ED MOLONEY, Northern Ireland correspondent
of the Sunday Tribune, is freed from the threat of jail. On
27 October the High Court in Belfast overturned wan order which would
have required Ed to hand over confidential interview notes -
or go directly to jail. But other journalists who have covered events
in Northern Ireland, including freelances, should expect more demands
to give up confidential material.
Freelance National Executive member Kevin Cooper told the November
London Freelance branch meeting that "The only reason this judgement
was obtained was that the courts in Northern Ireland knew that the
world was watching them.
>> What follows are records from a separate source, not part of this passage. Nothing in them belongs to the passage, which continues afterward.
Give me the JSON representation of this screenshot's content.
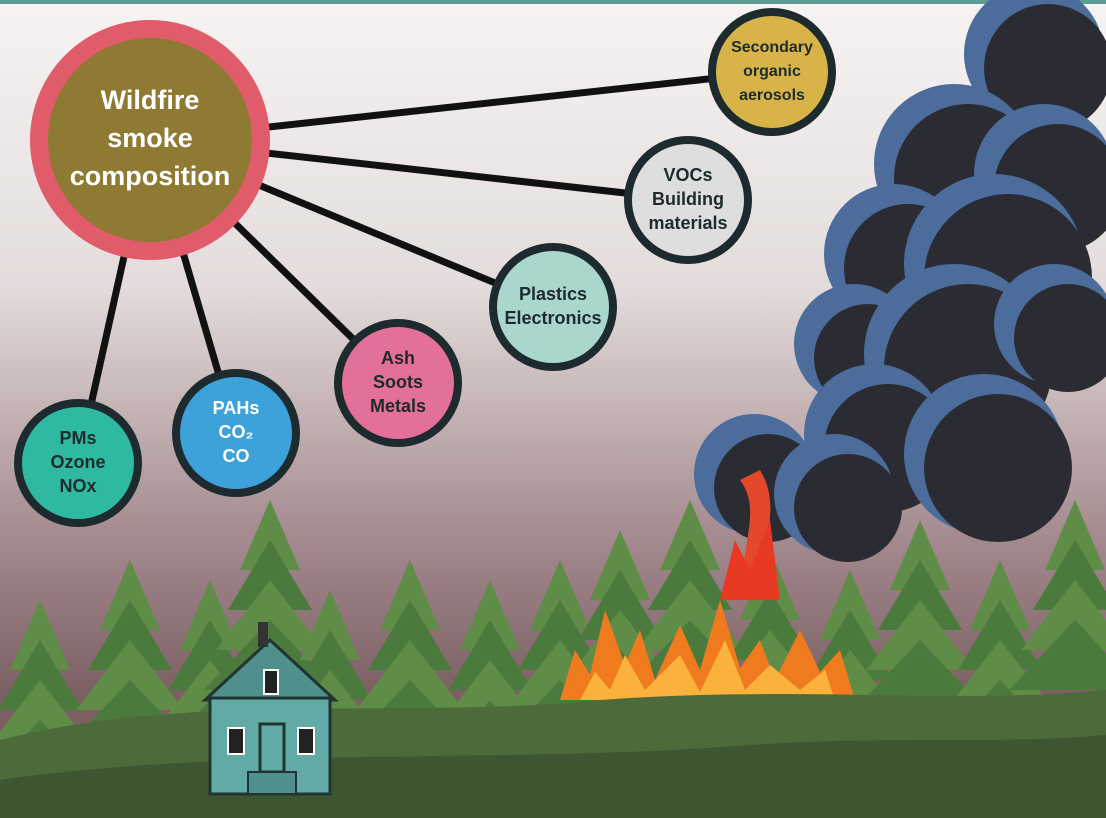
{
  "center": {
    "lines": [
      "Wildfire",
      "smoke",
      "composition"
    ]
  },
  "nodes": [
    {
      "lines": [
        "Secondary",
        "organic",
        "aerosols"
      ]
    },
    {
      "lines": [
        "VOCs",
        "Building",
        "materials"
      ]
    },
    {
      "lines": [
        "Plastics",
        "Electronics"
      ]
    },
    {
      "lines": [
        "Ash",
        "Soots",
        "Metals"
      ]
    },
    {
      "lines": [
        "PAHs",
        "CO₂",
        "CO"
      ]
    },
    {
      "lines": [
        "PMs",
        "Ozone",
        "NOx"
      ]
    }
  ]
}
Statements of support for Ed, including those
from LFB and Freelance Industrial Council - which responded before
the rest of the union - were important to ensuring the courts
knew people are concerned with human rights."
Kevin was gratified how well other trades unionists in Northern Ireland
understood the issues and how readily they offered support. The case
concerned an interview Ed did with William Stobie, who was charged
with the murder in 1989 of solicitor Pat Finucane. Ed promised to
keep the interview confidential until Stobie got into trouble -
and published a page-and-a-half in the Sunday Tribune when
he was arrested. Clearly there couldn't be much left in the notes.
But for any journalist to break the confidence of a source alleged
to be involved both with paramilitary groups and with British Intelligence
could endanger the lives of all journalists. Fortunately, the nature
of the Appeal Court finding "raises the barrier for proceedings
against journalists in Northern Ireland," Kevin said. Until now,
mere suspicion by a police officer had often been sufficient to get
a court order.
Meanwhile, the new inquiry into the Bloody Sunday shootings is likely
to issue more orders against journalists. It has already asked the
NUJ for the addresses of 13 journalists - three of whom were
11, 10 and unborn at the time of the 1972 killing of 14 people in
Derry. General Secretary John Foster responded that the union's
Code of Conduct prevented it disclosing confidential information.